RESEARCH SITE DETAILS

 

  • Fields with a history of WM were selected for this study. 

  • Plots were planted in a split-plot design with fungicide treatment as the main plot and soybean product as the sub-plot. 

  • Fungicide treatments included: 

    • Untreated
    • Application of Delaro® 325 SC fungicide (Group 3 + Group 11) at 8 oz/acre tank-mixed with Luna® Privilege (Group 7) fungicide at 2 oz/acre at R1
    • Application of Delaro 325 SC fungicide at 8 oz/acre tank-mixed with Luna Privilege fungicide at 2 oz/acre at R1 and R3
  • Soybean products used were classified as susceptible (S), moderately susceptible (MS), moderately resistant/moderately susceptible (MR/MS), moderately resistant (MR), or resistant (R) to WM. 

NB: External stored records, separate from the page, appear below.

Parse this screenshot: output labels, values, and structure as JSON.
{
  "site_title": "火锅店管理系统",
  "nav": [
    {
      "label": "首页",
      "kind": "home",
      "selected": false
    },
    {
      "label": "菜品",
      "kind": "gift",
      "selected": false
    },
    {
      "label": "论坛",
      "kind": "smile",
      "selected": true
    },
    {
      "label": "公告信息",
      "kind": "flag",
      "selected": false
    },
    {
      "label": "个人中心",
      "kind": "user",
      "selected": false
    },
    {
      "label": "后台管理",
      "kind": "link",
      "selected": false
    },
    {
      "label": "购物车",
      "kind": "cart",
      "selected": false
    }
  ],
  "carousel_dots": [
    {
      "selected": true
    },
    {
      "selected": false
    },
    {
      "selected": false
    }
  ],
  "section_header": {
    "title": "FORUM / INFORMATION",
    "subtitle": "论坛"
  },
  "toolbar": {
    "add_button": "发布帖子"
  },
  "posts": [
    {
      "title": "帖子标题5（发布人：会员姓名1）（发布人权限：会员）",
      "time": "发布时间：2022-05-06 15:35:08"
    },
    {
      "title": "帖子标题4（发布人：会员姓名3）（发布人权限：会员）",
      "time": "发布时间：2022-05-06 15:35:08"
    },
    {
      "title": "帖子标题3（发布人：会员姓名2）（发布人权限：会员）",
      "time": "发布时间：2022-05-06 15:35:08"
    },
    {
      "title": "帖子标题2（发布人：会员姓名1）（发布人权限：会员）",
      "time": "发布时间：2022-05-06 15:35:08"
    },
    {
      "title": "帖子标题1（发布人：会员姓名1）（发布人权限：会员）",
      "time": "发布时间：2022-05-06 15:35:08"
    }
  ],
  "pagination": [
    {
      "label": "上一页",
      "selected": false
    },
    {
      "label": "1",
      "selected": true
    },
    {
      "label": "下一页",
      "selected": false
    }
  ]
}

  • Plots were randomized within the trial. 

  • WM disease ratings were taken at the R6 growth stage. 

  • Nine trial locations from 2019 with WM symptoms were analyzed for this study, and the data shown below is the average of the 9 locations. Most locations had mild to moderate WM incidence and severity. 
 
 

UNDERSTANDING THE RESULTS

  • Both fungicide treatments significantly contributed to WM disease suppression and an average yield advantage of 2 bu/acre over the unsprayed treatment. 

  • For soybean products with below-average resistance to WM, the fungicide treatments resulted in a 4 bu/acre yield advantage compared to the unsprayed treatment.  

  • Although not statistically significant, soybean products with enhanced resistance to WM provided an average yield advantage of 2 bu/acre over susceptible checks.

 

 

KEY LEARNINGS

 

 
  • In a year with mild to moderate WM incidence and severity, and below-average fungicide performance based on adverse weather conditions, the use of fungicide consistently provided a yield advantage over the unsprayed treatment across soybean products, with the largest yield response observed in soybean products with below-average resistance to WM.